Reference the local market. Solar adoption rates vary wildly by state and city. Mentioning specifics about the local solar market (ITC incentives, net metering policy, local utility programs) signals you understand their business.
Use LinkedIn for warm outreach. Many solar company owners are active in solar industry Facebook groups, LinkedIn, and regional business associations. A warm introduction from a mutual connection outperforms cold email by 10x.
Timing matters. Solar companies are busiest in spring and fall. Winter and early spring are better for outreach when they're planning for the busy season.
Step-by-Step List Building Process
Manual Approach (Free, 2-3 Hours per State)
- Visit your state's contractor license database
- Search for active electrical or solar contractor licenses
- Export or manually record company names, addresses, qualifier names
- Search Google Maps for each company to verify phone/email
- Check NABCEP directory to identify certified companies
- Build spreadsheet and prioritize by review count and years licensed
Automated Approach (Minutes with Origami)
- Log into Origami and create new workspace
- Query: "Solar installation company owners in [state/city] with 4+ star Google ratings"
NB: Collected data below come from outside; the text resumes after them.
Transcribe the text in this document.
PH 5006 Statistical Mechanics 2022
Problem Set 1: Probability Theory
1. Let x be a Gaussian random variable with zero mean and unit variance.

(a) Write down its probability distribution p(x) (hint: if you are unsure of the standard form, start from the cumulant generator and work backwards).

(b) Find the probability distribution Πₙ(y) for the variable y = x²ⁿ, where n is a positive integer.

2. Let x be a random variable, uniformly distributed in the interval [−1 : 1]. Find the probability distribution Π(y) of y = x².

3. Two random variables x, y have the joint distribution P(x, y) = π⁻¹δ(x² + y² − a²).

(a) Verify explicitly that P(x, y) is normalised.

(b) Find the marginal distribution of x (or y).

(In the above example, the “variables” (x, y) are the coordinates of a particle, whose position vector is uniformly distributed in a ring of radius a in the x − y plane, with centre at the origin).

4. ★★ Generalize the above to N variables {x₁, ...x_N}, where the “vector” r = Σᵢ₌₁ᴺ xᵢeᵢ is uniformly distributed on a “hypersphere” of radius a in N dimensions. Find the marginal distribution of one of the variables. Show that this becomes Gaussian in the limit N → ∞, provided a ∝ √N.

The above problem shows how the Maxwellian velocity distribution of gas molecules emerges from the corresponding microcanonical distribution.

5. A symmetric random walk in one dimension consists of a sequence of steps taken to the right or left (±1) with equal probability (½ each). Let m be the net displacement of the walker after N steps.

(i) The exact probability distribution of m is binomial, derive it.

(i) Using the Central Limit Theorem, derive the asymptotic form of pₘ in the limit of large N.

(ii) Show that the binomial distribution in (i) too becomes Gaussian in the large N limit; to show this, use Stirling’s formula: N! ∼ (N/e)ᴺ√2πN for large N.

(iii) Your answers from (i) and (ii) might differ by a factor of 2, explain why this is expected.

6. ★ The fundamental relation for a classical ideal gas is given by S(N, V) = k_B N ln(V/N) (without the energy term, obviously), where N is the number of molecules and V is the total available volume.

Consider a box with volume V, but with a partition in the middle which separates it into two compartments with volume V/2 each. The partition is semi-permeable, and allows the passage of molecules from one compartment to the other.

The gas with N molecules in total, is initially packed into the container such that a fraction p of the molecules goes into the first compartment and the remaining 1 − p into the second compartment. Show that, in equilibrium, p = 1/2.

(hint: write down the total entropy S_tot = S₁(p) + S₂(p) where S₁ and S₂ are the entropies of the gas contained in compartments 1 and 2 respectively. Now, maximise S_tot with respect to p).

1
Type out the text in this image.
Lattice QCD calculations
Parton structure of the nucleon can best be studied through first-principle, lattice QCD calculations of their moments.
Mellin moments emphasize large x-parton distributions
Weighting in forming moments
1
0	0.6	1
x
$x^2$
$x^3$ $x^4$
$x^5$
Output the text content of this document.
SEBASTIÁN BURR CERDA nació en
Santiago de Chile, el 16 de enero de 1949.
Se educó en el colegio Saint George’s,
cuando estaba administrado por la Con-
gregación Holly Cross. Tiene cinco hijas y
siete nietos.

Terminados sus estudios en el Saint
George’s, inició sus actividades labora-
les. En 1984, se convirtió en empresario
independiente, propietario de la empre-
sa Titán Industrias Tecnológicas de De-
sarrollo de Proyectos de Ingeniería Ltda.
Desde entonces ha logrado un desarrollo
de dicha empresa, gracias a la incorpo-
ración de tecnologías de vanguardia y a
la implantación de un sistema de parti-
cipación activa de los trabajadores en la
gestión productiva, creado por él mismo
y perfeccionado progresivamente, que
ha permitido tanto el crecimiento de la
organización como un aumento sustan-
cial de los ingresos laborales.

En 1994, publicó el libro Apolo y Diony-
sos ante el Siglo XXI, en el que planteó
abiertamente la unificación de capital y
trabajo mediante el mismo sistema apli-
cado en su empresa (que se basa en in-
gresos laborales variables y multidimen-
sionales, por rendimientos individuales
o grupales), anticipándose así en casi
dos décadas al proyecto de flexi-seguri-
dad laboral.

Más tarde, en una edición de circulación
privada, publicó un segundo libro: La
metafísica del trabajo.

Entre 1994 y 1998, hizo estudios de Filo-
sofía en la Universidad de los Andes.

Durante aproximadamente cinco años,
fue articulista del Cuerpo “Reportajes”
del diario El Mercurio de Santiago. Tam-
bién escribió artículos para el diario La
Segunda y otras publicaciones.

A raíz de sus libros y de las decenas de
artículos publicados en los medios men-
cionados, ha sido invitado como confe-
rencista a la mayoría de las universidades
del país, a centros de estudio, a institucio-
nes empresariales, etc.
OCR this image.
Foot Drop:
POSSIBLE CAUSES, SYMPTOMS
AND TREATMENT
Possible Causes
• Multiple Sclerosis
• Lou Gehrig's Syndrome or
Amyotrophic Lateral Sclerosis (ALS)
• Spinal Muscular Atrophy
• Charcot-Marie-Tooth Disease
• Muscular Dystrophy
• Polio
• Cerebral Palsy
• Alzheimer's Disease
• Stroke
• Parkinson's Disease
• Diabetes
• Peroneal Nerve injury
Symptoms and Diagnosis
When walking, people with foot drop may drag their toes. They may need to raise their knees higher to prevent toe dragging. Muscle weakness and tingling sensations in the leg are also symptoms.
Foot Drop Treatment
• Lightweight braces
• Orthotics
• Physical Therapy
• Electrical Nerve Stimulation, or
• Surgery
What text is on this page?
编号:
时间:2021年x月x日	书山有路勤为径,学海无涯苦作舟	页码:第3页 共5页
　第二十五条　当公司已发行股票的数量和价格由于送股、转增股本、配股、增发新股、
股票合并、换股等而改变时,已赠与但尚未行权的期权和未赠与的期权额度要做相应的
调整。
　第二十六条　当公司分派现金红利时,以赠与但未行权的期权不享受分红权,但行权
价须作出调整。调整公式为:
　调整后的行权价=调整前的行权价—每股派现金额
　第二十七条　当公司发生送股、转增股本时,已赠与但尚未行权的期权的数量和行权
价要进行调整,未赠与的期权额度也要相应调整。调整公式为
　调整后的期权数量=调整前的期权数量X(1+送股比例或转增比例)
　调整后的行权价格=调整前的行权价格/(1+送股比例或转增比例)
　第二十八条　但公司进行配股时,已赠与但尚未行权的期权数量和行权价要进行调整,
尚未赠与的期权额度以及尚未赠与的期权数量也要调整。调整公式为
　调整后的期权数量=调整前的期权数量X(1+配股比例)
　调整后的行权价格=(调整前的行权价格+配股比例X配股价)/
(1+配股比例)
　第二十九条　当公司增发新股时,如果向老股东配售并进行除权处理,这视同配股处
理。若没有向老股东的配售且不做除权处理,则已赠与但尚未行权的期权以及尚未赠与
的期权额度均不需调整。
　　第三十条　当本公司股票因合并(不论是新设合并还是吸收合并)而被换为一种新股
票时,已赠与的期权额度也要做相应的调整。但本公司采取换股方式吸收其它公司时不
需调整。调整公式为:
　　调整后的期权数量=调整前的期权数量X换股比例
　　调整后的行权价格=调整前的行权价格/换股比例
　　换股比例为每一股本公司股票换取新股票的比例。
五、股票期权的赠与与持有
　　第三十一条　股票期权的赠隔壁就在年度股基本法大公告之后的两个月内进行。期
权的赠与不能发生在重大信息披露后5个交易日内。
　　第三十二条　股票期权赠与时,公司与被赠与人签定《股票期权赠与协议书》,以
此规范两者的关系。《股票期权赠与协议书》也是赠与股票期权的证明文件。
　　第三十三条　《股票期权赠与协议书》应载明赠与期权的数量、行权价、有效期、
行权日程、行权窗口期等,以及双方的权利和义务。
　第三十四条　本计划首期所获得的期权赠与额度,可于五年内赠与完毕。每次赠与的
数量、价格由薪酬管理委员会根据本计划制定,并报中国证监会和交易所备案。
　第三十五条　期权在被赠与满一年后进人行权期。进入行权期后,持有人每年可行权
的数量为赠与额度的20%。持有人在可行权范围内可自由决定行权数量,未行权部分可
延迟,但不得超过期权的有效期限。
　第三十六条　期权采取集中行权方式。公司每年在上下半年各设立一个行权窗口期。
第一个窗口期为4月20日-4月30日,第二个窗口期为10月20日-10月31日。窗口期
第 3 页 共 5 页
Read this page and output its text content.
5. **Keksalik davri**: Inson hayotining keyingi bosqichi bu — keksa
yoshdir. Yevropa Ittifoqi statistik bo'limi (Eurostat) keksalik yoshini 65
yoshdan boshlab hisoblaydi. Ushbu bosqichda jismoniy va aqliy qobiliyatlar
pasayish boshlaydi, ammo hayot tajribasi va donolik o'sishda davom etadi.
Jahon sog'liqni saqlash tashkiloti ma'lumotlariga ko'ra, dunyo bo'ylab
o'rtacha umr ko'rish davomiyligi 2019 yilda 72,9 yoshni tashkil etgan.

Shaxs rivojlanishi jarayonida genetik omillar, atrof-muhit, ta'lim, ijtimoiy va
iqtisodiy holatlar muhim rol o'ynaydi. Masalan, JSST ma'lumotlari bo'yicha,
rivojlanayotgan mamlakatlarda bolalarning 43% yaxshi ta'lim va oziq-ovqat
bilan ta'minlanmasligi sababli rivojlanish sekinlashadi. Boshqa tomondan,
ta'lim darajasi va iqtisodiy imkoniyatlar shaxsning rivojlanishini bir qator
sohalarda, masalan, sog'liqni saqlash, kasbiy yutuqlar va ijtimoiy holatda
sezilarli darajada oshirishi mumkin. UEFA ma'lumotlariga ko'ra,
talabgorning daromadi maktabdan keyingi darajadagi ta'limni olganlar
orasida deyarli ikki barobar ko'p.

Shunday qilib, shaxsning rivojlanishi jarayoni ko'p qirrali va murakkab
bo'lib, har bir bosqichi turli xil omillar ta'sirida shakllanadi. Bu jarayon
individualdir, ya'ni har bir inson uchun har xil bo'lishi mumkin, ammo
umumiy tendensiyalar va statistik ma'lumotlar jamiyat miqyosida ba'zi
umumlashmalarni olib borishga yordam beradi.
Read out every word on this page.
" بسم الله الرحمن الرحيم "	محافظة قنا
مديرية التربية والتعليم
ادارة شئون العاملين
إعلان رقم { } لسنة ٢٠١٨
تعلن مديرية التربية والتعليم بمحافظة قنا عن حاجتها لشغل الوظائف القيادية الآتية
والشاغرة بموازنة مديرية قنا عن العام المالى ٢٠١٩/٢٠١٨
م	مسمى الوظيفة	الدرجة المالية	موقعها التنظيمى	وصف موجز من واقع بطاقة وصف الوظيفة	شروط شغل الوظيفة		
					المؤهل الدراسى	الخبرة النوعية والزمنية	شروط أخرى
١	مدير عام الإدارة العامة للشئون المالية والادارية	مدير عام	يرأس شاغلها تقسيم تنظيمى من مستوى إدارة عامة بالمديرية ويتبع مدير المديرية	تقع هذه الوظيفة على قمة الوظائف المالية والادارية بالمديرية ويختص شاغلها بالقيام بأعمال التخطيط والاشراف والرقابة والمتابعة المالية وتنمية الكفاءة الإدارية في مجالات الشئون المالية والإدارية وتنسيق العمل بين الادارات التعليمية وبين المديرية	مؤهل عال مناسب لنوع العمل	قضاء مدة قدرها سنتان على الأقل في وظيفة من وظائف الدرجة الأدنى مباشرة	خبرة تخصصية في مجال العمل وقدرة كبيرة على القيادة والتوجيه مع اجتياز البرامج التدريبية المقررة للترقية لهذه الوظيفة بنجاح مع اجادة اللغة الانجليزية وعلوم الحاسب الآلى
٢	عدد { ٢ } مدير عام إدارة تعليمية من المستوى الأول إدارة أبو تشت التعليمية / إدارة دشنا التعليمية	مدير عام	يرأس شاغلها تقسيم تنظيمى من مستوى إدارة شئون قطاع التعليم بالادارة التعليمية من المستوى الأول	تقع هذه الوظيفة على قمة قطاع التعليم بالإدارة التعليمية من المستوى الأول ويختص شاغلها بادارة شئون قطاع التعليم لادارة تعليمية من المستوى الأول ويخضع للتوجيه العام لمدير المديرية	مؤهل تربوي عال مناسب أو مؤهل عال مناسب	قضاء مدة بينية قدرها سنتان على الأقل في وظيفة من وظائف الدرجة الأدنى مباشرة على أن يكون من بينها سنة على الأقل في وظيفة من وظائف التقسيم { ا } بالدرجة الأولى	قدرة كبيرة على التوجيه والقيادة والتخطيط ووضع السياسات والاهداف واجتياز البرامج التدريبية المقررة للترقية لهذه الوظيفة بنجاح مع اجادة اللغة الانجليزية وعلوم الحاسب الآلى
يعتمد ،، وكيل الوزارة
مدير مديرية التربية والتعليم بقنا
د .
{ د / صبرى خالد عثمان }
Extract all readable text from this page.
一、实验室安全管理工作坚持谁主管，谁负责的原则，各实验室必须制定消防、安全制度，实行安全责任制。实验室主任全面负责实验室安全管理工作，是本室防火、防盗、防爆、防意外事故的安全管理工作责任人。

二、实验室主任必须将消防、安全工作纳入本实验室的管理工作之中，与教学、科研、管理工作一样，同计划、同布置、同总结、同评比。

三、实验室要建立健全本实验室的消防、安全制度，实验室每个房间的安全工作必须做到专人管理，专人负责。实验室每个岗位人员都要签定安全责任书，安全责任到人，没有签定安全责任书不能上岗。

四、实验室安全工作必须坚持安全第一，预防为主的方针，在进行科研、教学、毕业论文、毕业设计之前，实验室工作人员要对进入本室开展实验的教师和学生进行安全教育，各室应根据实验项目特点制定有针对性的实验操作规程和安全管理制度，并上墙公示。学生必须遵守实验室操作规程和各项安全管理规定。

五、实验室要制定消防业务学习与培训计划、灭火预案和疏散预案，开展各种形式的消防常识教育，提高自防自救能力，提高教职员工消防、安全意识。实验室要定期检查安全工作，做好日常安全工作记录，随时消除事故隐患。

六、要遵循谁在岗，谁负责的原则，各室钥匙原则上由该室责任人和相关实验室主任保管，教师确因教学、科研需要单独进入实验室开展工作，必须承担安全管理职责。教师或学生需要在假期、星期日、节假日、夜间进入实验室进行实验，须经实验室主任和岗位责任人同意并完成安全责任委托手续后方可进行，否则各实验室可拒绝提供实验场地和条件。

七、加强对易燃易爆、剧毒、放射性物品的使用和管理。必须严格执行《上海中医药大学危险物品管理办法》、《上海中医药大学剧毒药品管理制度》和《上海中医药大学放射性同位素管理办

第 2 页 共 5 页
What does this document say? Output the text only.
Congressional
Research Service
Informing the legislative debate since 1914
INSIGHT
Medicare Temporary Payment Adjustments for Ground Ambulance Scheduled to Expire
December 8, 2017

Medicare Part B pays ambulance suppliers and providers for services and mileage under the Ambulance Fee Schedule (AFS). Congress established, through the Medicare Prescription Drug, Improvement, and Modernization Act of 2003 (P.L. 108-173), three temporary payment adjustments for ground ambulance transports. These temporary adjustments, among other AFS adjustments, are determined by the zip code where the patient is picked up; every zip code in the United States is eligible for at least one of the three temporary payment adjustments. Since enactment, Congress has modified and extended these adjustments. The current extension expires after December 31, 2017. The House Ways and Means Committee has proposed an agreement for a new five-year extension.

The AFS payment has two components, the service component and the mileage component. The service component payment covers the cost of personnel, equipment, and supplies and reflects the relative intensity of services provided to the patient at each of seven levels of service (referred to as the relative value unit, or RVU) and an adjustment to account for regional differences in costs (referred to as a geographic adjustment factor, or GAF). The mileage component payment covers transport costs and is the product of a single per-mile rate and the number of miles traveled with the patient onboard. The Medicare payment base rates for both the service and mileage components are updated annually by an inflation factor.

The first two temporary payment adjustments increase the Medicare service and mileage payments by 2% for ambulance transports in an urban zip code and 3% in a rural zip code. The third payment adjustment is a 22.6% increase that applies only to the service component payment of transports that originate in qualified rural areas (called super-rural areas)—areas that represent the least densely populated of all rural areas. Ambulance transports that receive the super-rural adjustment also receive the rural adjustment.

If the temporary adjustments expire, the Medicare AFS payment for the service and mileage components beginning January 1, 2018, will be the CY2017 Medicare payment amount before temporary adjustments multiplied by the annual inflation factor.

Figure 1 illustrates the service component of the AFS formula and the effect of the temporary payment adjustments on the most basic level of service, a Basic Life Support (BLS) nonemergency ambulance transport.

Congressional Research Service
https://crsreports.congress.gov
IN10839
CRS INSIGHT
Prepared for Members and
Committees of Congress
- Review results -- owner names, contacts, license info, signals already assembled
- Filter and qualify using Origami's sorting tools
- Export to CSV or push directly to your CRM
The Bottom Line
Solar company owners represent a large and fast-growing prospect pool that traditional databases completely overlook. The combination of state contractor licenses, Google Maps, and NABCEP gets you to a real list -- but the manual process across 50 states is prohibitive at scale.
For sales teams that regularly target solar installers, AI-powered tools that search contractor databases in real time return dramatically better results than anything Apollo or ZoomInfo can offer.